US investigations concluded that the Bush administration's "enhanced interrogation techniques" were unlawful.
While Washington accuses Russian forces of brutal crimes in Syria and Ukraine, it does not accept the jurisdiction of the court over its own personnel.
Like Russia, the United States signed the Rome Statute of July 17, 1998, but neither country ever ratified it and now both have definitively rejected its authority.
Russia's decision was seen by many as the latest step in a trend that may threaten the future of world justice, after a string of African countries pulled out from the court.
"Obviously we recognize these are decisions that ultimately are sovereign national decisions to make," US State Department spokesman John Kirby said.

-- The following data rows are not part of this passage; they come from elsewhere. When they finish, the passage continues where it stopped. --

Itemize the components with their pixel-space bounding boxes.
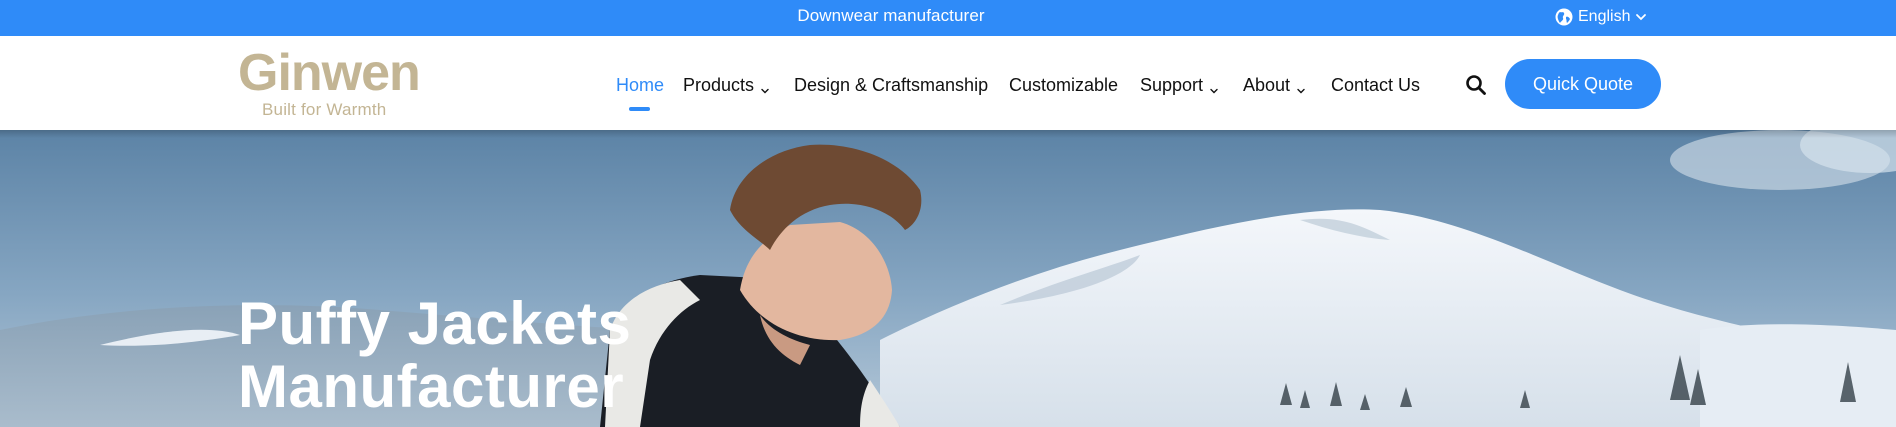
nav-item-home[interactable]: Home [616, 73, 664, 97]
chevron-down-icon [1296, 80, 1306, 94]
nav-item-label: Design & Craftsmanship [794, 74, 989, 95]
nav-item-label: Products [683, 74, 755, 95]
nav-item-label: About [1243, 74, 1291, 95]
nav-item-label: Home [616, 74, 665, 95]
quick-quote-button[interactable]: Quick Quote [1505, 59, 1661, 109]
chevron-down-icon [1635, 11, 1647, 23]
nav-item-label: Support [1140, 74, 1204, 95]
nav-item-about[interactable]: About [1243, 73, 1306, 97]
header-shadow [0, 130, 1896, 138]
hero-title: Puffy Jackets Manufacturer [238, 292, 631, 418]
nav-item-support[interactable]: Support [1140, 73, 1219, 97]
top-announcement-bar: Downwear manufacturer English [0, 0, 1896, 36]
search-icon[interactable] [1465, 74, 1487, 96]
active-nav-indicator [629, 107, 650, 111]
nav-item-design-craftsmanship[interactable]: Design & Craftsmanship [794, 73, 988, 97]
nav-item-label: Contact Us [1331, 74, 1421, 95]
nav-item-products[interactable]: Products [683, 73, 770, 97]
nav-item-customizable[interactable]: Customizable [1009, 73, 1118, 97]
chevron-down-icon [760, 80, 770, 94]
nav-item-label: Customizable [1009, 74, 1119, 95]
hero-title-line-1: Puffy Jackets [238, 290, 632, 357]
language-selector[interactable]: English [1555, 6, 1647, 28]
announcement-text: Downwear manufacturer [797, 6, 985, 25]
nav-item-contact-us[interactable]: Contact Us [1331, 73, 1420, 97]
language-label: English [1578, 8, 1631, 25]
hero-title-line-2: Manufacturer [238, 353, 625, 420]
globe-icon [1555, 8, 1573, 26]
site-header: Ginwen Built for Warmth Home Products De… [0, 36, 1896, 130]
hero-banner: Puffy Jackets Manufacturer [0, 130, 1896, 427]
chevron-down-icon [1209, 80, 1219, 94]
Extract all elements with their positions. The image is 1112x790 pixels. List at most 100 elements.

"But that doesn't -- even though we're not a signatory -- diminish our belief that the court does provide a valuable framework."
The United States withdrew from the Rome Statute in May 2002, in a letter to UN Secretary-General Kofi Annan from US under secretary of state John Bolton.
At the time, president George W. Bush had just launched a global war on terror and invaded Afghanistan in response to the September 11 attacks.
On Tuesday, ICC prosecutor Fatou Bensouda said she is considering launching a full investigation into reports that US CIA operatives tortured captive suspects.
That they did is in little doubt. US investigations concluded that the Bush administration's "enhanced interrogation techniques" were unlawful.
Bush's successor, President Barack Obama banned the harsh techniques and in August 2014 admitted candidly: "We tortured some folks."
So an ICC war crimes investigation would have a lot of evidence to work with, but no one expects the world's only superpower to surrender its troops and spies.
"We have a robust national system of investigation and accountability that is as good as any country in the world," a State Department spokeswoman said Tuesday.
Washington will, however, support "ICC prosecution of those cases that advance US interests," Kirby said.
Russia stands accused of greater, and more recent, crimes: The deliberate targeting of civilian hospitals and clinics in its air war against Syrian rebels.
Just hours before Moscow announced it was pulling out of the court, the State Department said its recent air strikes were a "violation of international law."
But if this were proven, where would international prosecutors bring a case if not the ICC?
"Russia's announcement that it would not join the International Criminal Court is far from big news for the court," said Elizabeth Evenson of Human Rights Watch.
"Although it signed the ICC treaty, Russia never ratified it and thus was never a member," she explained.
"The announcement says much more about Russia's retreat from international justice and institutions and is part of the larger harm being inflicted on its own people."
But has Washington, accused of crimes of its own and no longer a signatory to the ICC treaty, lost some of its credibility when accusing rivals like Russia?
"That's a completely fair point," said Philippe Bolopion, Human Rights Watch's deputy director for global advocacy.
"Of course, not to have to signed the treaty doesn't mean that the US is doing the same kind of things that the Russians are doing in Syria.
"I wouldn't draw any equivalence there," he cautioned.
But he added: "The US has never been a friend of the International Criminal Court. During the Bush years they were going around the world trying to undermine it."
Obama's administration has at least not sought to weaken the court further.
But he decided not to prosecute the Bush-era officials who ordered detainee abuse, and the administration argues that the ICC probe is "unwarranted."
And now, America has chosen a new president.
From January 20, populist maverick Donald Trump -- who declared on the campaign trail that "torture works" -- will have all the war on terror powers of his predecessors.